Si nuestro “arbolito” asume estas características, si identificamos el pino navideño con el “cedro del Líbano” tantas veces elogiado por la Escritura (ver por ejemplo Ez 31), y si lo liberamos de la nieve, los bastones de caramelo y los hombrecillos de jengibre (cosas que un niño sudamericano jamás ha visto en la vida real) ¡descubriremos que el arbolito es un símbolo maravilloso de nuestra fe!

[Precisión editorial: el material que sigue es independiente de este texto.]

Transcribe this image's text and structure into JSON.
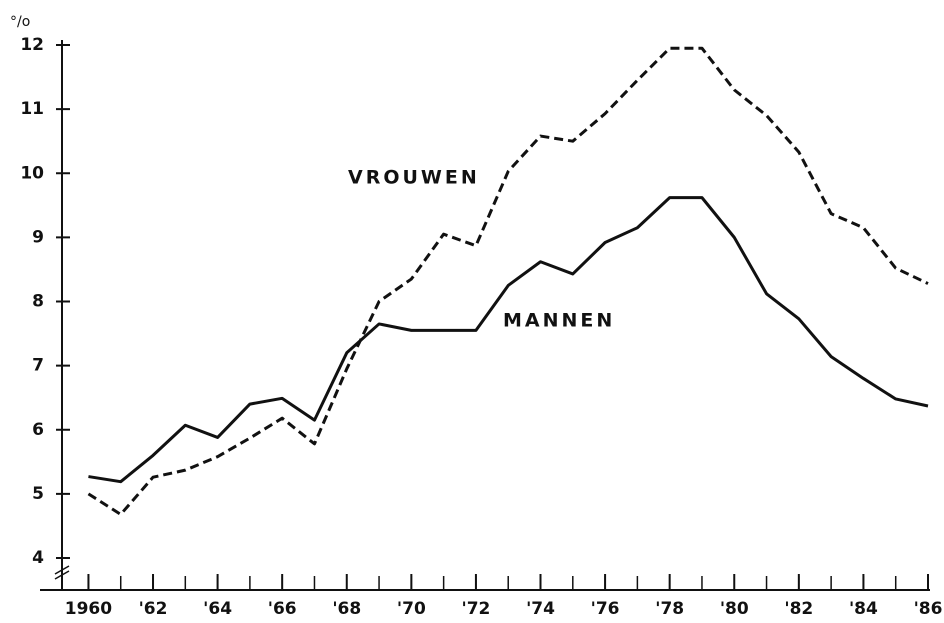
{
  "chart_data": {
    "type": "line",
    "y_unit_label": "°/o",
    "annotations": [
      "VROUWEN",
      "MANNEN"
    ],
    "x": [
      1960,
      1961,
      1962,
      1963,
      1964,
      1965,
      1966,
      1967,
      1968,
      1969,
      1970,
      1971,
      1972,
      1973,
      1974,
      1975,
      1976,
      1977,
      1978,
      1979,
      1980,
      1981,
      1982,
      1983,
      1984,
      1985,
      1986
    ],
    "series": [
      {
        "name": "VROUWEN",
        "color": "#111",
        "dash": true,
        "values": [
          5.0,
          4.68,
          5.26,
          5.37,
          5.58,
          5.87,
          6.18,
          5.78,
          6.95,
          8.0,
          8.35,
          9.05,
          8.87,
          10.03,
          10.58,
          10.5,
          10.93,
          11.45,
          11.95,
          11.95,
          11.3,
          10.9,
          10.33,
          9.37,
          9.15,
          8.52,
          8.28
        ]
      },
      {
        "name": "MANNEN",
        "color": "#111",
        "dash": false,
        "values": [
          5.27,
          5.19,
          5.6,
          6.07,
          5.88,
          6.4,
          6.49,
          6.15,
          7.2,
          7.65,
          7.55,
          7.55,
          7.55,
          8.25,
          8.62,
          8.43,
          8.92,
          9.15,
          9.62,
          9.62,
          9.0,
          8.12,
          7.73,
          7.14,
          6.8,
          6.48,
          6.37
        ]
      }
    ],
    "xlim": [
      1958.5,
      1986
    ],
    "xticks": [
      {
        "value": 1960,
        "label": "1960"
      },
      {
        "value": 1962,
        "label": "'62"
      },
      {
        "value": 1964,
        "label": "'64"
      },
      {
        "value": 1966,
        "label": "'66"
      },
      {
        "value": 1968,
        "label": "'68"
      },
      {
        "value": 1970,
        "label": "'70"
      },
      {
        "value": 1972,
        "label": "'72"
      },
      {
        "value": 1974,
        "label": "'74"
      },
      {
        "value": 1976,
        "label": "'76"
      },
      {
        "value": 1978,
        "label": "'78"
      },
      {
        "value": 1980,
        "label": "'80"
      },
      {
        "value": 1982,
        "label": "'82"
      },
      {
        "value": 1984,
        "label": "'84"
      },
      {
        "value": 1986,
        "label": "'86"
      }
    ],
    "ylim": [
      4,
      12
    ],
    "yticks": [
      4,
      5,
      6,
      7,
      8,
      9,
      10,
      11,
      12
    ]
  }
}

Una Navidad alrededor del pesebre 

Tendríamos que rescatar y revalorizar al pesebre, que no sólo nos acerca mucho más a la verdad histórica del nacimiento de Jesús, sino que además, con su rico simbolismo, encierra toda una “pedagogía” que nos introduce en el misterio que celebramos. En el pesebre están representados el amor familiar, el cosmos, los pobres, los ricos, los animales, los hombres, los ángeles... 

Y el que les trae los regalos a nuestros niños en la cálida noche de Navidad no debería ser el anciano norteamericano abrigado hasta la coronilla y propagandista de la Coca-Cola, sino el Niño Jesús, que es, él mismo, el principal regalo que Dios les hace a los hombres. 

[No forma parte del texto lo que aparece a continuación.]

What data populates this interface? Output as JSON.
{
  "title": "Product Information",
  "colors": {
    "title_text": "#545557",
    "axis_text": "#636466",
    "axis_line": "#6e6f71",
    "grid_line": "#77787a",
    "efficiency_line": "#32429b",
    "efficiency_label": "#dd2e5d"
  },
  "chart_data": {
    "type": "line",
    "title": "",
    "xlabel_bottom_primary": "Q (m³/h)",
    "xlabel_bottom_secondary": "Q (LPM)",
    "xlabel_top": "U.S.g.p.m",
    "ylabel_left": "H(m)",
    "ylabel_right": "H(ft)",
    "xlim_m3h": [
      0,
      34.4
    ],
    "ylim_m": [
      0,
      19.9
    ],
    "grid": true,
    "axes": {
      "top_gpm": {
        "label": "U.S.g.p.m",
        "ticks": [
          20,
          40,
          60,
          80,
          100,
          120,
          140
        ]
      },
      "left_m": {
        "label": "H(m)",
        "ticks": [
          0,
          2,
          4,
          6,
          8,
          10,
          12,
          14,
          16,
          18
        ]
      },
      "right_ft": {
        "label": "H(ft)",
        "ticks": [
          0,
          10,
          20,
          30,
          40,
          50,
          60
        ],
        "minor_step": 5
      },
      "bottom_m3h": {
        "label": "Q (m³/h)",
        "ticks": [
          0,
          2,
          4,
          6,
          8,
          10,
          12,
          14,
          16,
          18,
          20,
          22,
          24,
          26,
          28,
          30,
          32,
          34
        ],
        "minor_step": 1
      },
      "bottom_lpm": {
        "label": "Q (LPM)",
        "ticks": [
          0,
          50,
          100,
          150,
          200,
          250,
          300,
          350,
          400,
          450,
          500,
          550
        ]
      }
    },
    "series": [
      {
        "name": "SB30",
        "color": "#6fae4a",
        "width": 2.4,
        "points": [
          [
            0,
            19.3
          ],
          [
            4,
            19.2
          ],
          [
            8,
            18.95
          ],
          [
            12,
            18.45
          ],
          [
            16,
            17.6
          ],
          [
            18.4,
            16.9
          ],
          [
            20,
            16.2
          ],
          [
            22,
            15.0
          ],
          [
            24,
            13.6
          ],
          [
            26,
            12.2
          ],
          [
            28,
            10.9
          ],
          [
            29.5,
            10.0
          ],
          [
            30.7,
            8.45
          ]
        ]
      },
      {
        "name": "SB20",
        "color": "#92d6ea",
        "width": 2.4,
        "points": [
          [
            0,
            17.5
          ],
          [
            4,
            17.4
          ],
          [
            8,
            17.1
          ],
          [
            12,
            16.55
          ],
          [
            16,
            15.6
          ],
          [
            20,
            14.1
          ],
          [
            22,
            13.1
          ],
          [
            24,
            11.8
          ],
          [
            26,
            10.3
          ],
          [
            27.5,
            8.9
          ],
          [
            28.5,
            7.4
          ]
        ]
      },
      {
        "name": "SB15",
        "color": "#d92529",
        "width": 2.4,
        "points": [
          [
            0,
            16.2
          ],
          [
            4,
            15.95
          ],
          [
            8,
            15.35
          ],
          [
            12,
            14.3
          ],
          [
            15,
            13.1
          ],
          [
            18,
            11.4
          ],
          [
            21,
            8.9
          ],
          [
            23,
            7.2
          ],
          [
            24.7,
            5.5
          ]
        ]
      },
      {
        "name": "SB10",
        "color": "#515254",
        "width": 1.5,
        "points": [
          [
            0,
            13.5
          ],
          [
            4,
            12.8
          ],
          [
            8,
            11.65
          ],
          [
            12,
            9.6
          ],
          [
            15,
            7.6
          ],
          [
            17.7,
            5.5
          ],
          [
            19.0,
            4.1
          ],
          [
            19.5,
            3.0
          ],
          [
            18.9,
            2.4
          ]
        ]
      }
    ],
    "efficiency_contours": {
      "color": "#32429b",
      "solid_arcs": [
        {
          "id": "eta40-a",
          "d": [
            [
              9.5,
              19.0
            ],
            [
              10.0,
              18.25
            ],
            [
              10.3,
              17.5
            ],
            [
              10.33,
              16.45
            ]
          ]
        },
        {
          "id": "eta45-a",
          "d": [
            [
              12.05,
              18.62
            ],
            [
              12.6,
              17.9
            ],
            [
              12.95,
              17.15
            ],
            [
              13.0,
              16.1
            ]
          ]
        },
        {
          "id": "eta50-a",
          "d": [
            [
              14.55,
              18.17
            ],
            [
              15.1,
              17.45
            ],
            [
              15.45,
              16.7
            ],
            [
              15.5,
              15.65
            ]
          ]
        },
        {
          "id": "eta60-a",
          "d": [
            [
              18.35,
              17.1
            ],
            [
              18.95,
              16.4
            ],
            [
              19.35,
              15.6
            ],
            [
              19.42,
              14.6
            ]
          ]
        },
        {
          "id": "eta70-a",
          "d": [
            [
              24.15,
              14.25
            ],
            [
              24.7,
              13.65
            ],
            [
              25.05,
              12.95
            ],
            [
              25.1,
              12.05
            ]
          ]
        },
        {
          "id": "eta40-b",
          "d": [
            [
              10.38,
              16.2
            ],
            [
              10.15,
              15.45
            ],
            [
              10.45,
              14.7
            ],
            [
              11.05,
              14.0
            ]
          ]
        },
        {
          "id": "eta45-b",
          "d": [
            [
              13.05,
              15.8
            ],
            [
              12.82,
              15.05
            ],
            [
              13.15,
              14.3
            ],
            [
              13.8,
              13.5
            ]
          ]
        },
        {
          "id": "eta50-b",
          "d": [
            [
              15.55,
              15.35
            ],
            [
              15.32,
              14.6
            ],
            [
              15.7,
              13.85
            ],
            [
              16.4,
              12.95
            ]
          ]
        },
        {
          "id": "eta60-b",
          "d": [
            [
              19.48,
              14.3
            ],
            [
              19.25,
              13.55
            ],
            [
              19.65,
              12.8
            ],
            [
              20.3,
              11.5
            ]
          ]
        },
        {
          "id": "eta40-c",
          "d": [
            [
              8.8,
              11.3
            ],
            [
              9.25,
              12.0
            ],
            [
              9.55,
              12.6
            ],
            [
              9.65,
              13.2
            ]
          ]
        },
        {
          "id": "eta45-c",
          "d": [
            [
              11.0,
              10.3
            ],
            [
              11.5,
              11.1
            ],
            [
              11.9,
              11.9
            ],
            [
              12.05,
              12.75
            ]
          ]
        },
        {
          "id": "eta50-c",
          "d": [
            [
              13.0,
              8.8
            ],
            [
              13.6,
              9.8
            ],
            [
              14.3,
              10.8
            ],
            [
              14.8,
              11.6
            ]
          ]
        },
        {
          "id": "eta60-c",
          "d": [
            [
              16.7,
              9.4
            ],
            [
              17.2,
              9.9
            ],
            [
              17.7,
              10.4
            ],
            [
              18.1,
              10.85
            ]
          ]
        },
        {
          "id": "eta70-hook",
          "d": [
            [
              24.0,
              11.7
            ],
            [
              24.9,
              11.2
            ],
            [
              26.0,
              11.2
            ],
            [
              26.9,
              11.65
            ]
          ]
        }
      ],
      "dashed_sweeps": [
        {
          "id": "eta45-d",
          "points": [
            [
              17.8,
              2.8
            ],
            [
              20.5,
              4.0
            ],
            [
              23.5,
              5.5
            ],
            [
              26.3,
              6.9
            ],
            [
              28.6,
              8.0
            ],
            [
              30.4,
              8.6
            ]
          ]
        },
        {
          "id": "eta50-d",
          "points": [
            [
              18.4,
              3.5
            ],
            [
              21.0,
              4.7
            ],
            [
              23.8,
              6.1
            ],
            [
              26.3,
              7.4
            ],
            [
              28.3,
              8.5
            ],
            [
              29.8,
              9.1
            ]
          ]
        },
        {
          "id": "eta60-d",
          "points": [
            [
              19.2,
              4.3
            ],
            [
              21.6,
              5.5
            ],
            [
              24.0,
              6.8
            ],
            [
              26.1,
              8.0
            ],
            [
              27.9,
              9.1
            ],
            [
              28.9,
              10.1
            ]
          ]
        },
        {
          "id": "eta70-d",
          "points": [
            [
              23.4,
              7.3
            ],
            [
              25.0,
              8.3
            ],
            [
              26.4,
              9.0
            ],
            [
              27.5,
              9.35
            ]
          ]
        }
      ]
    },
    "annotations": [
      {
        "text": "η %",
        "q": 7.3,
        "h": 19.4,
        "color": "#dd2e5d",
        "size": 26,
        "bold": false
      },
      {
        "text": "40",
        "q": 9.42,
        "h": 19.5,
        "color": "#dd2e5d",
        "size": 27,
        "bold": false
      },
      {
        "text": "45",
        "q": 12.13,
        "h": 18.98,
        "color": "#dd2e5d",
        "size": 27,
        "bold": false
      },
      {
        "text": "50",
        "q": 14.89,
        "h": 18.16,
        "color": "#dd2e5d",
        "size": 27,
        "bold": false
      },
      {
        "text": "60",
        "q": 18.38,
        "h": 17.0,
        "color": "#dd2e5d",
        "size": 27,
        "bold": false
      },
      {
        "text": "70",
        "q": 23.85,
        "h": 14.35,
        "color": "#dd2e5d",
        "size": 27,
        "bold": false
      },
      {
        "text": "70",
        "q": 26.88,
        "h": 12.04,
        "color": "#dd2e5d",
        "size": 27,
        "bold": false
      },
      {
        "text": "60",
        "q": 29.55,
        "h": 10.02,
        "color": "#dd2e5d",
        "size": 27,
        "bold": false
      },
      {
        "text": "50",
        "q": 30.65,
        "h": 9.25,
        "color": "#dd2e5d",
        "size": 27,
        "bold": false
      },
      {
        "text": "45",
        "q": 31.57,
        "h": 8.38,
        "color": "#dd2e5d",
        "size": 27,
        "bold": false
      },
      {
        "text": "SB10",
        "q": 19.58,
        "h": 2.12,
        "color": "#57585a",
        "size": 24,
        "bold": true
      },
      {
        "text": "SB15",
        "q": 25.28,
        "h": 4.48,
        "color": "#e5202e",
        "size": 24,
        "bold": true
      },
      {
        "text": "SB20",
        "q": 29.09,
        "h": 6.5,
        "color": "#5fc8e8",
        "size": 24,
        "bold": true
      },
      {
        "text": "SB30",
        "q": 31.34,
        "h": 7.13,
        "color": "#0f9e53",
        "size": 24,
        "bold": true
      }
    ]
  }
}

Una Navidad adornada con jazmines y villancicos 

Cada cultura, cada pueblo, le aporta algo propio a la celebración de la Navidad. Entre nosotros no hay nieve, ni chimeneas, ni medias, ni renos... Pero sí hay jazmines y villancicos, entre otras cosas típicas de esta época del año. Y podríamos agregar muchas otras...


En resumen: ¿qué tal si dejamos de lado las imposiciones culturales, gastronómicas e iconográficas del Hemisferio Norte y celebramos «la Manifestación de la gloria de nuestro gran Dios y Salvador, Cristo Jesús» (Tito 2, 13) de un modo más acorde a nuestra realidad, a nuestra cultura, a nuestro clima y —sobre todo— a nuestra fe?